CAIM E A BELA
Claudio Alecrim Costa
 
 

O ar estava tépido e eu seguia em direção a casa de Salik para uma reunião com seus amigos poetas. Eram todos chatos. Sentiam-se melhores do que qualquer um e dissimulavam uma fraterna amizade. Dava-me náusea, mas não podia deixar de ir. Devia isso ao Salik. Ele era suficientemente indiferente comigo para aceitar minha angústia permanente. Não sei como conseguia se divertir ao lado de uma pessoa como eu. Às vezes, lia Whitman para me agradar.

Quando cheguei, fui recebido com festivo abraço que me deixou amarrotado e sem jeito diante dos olhos que me atravessaram como lanças. Havia umas 10 pessoas na casa espaçosa, herança da maldita avó de Salik que assombrava aquele lugar desde sua morte.

- Afonso!

- Oi.

- Pessoal esse é Afonso, meu grande amigo e um grande escritor.
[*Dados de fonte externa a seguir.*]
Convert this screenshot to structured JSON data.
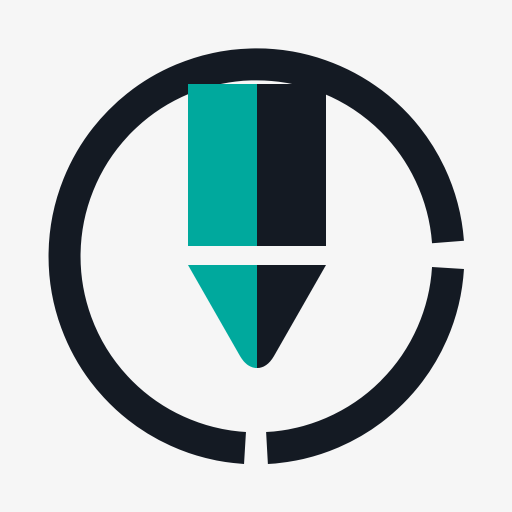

Tive vontade de matar lentamente Salik até ver seus olhos saltarem das órbitas. Detestava apresentações cênicas, que me deixavam com a boca seca e mãos geladas. Não conseguia suportar a evidência. Rezava todas as noites para ser esquecido. Invejava a figura de um homem solitário numa ilha.

- Olá! Eu sou Patrícia...

É preciso descrever essa garota. Era como uma porcelana e merecia cuidado. Tinha olhos que se confundiam com o mel. Um jeito infantil, mas que deixava ver, por pequenas brechas em sua alma, uma mulher pronta para a vida. Isso me atraiu tanto quanto o jeans que lhe apertava o corpo delgado e que se contorcia quando ria.

- É um bonito nome.

- Você é escritor?

- Tenho alguns trabalhos publicados.

- Nunca vi nada seu.

- Melhor assim.

Ela riu e tirou o farto cabelo que caia sobre seu rosto. Um movimento sensual e meio desajeitado que me encantou.

- Afonso, venha conhecer os outros!

Salik me arrastou para o centro da sala onde se espalhavam as pessoas, uns sentados no chão, outros jogados sobre o sofá.
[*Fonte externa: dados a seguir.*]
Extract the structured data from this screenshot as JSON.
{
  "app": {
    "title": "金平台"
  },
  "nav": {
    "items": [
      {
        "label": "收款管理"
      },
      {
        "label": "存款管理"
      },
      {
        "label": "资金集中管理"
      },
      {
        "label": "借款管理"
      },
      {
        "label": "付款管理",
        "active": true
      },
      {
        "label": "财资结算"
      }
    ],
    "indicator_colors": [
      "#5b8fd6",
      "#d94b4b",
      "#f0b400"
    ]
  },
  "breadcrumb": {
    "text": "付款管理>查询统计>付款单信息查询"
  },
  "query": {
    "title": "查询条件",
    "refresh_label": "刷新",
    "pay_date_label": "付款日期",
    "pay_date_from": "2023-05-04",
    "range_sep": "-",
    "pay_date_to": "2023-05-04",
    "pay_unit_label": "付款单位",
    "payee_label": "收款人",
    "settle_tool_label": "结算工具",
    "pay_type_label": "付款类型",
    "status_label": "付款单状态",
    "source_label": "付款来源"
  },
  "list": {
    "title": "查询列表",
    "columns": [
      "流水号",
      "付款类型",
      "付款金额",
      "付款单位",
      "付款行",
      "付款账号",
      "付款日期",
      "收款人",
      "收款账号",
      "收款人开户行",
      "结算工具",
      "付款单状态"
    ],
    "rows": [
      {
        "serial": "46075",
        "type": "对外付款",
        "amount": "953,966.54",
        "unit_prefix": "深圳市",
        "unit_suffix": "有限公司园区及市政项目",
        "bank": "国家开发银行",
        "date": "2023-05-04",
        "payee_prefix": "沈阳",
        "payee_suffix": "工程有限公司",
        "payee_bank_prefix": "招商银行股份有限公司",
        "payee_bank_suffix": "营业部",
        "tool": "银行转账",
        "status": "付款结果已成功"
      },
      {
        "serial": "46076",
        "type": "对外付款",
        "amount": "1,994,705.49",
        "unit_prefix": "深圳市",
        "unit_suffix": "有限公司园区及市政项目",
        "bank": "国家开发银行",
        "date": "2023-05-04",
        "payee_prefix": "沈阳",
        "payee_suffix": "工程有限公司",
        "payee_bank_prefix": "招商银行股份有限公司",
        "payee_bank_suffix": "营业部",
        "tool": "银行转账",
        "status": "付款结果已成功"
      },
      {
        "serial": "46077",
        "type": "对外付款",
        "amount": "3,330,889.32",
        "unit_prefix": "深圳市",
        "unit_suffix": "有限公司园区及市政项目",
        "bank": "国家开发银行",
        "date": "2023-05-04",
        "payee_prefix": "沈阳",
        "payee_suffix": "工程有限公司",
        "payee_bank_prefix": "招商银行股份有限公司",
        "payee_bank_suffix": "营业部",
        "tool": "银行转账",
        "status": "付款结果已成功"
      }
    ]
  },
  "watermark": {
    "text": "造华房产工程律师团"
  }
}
- Esse é Caim. Vocês precisam conversar, Afonso. Ele é um dos mais brilhantes romancistas que já vi...

O cara além de matar o irmão tinha um ar blasê tão insuportável que cheguei a engasgar com a bebida, quase vomitando sobre o tapete horrível que decorava aquele sombrio lugar.
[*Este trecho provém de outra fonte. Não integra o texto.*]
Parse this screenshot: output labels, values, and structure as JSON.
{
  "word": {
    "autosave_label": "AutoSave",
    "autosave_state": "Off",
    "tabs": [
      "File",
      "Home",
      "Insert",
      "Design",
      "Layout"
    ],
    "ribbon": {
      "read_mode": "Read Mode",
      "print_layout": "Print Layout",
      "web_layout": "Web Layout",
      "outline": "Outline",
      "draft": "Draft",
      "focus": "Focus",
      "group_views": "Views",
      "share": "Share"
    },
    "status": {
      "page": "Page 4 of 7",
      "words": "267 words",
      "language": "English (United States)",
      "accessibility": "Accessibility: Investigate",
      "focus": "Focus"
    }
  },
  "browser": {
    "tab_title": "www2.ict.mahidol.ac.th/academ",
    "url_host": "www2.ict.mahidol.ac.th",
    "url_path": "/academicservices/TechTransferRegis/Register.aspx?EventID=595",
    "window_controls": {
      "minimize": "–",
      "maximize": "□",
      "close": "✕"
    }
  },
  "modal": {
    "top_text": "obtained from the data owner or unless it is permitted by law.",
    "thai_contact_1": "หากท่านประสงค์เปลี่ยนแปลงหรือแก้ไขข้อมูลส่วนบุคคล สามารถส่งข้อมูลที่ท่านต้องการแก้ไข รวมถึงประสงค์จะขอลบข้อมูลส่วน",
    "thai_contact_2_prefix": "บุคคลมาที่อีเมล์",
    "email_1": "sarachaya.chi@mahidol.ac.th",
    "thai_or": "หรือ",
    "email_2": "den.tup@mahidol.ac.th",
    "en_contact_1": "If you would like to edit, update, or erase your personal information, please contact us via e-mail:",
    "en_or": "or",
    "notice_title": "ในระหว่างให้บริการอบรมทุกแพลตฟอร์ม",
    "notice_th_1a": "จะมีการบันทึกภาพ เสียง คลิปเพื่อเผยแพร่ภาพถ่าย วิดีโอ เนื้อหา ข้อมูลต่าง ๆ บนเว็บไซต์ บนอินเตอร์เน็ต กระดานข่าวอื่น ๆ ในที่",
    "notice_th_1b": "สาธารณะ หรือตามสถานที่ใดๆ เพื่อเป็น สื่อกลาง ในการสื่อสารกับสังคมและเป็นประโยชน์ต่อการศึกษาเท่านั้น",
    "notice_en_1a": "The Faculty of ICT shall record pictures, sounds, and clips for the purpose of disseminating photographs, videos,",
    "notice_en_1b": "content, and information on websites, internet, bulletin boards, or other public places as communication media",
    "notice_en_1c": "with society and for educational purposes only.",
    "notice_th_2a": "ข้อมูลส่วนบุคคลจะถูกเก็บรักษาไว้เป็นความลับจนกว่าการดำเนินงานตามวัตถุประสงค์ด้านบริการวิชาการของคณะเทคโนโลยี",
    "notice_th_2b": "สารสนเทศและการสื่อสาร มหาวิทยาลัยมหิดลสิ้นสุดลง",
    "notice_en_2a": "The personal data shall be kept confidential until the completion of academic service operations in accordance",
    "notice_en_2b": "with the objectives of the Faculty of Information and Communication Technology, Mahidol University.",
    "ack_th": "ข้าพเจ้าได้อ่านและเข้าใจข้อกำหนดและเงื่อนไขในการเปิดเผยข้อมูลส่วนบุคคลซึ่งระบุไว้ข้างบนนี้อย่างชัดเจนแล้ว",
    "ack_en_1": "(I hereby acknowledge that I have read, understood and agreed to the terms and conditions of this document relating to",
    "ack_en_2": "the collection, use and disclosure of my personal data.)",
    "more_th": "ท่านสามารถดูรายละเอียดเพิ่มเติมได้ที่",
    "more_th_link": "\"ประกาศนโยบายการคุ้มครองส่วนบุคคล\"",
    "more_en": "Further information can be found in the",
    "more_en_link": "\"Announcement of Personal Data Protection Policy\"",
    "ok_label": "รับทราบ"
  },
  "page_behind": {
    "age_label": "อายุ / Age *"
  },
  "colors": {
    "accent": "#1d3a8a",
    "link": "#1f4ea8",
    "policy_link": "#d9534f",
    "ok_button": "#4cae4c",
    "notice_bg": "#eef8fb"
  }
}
- Oi, Afonso. O que você escreve?

Senti que não existia interesse algum. Era apenas protocolar. Poderia ser um mensageiro da morte pela frieza e uma certa ironia bem disfarçada.

- Não sei.

- Como pode isso? Vocês ouviram?

Parecia a cena de um filme de terror que havia assistido. Ele brevemente morreria. Mas não era um filme e tentei resistir a teatro grotesco.

- Qual o seu gênero literário? - Perguntou-me alguém que não consegui ver direito.

- Não sei.

Todos riam e cochichavam. Salik tomou minha defesa, brilhante que era.

- Afonso escreve contos. É um gênio. Só não se deu conta disso ainda.

- Eu li um conto seu - Continuou Caim.

- Gostou? - Salik perguntou por mim.

- Desculpe, mas devo ser sincero. Não há motivo para continuar.

Era definitivamente uma provocação que me deixava sem fôlego. Tinha que enfrentar a situação, mas sentia-me acuado e nervoso. Expulsei as palavras de minha boca como um vômito necessário.

- Penso da mesma forma...

Uma estupefação tomou conta de todos e eu pude prosseguir.

- Na verdade, fiquei surpreso um dia...

- O que aconteceu? Alguém publicou essa bravata? - Atirou novamente o impiedoso Caim.

- Não é isso. Um grande escritor que todos aqui conhecem olhou alguns textos meus e disse que eu era um escritor pronto.

- Bravo! - Gritou Salik.

- Quem é esse escritor tão generoso? - Voltou a atacar o assassino bíblico.

- O que posso dizer é que esse nobre homem transcendeu sua obra e língua, sendo editado em vários países do mundo. Por outro lado, não me permito dizer ou mencionar seu nome.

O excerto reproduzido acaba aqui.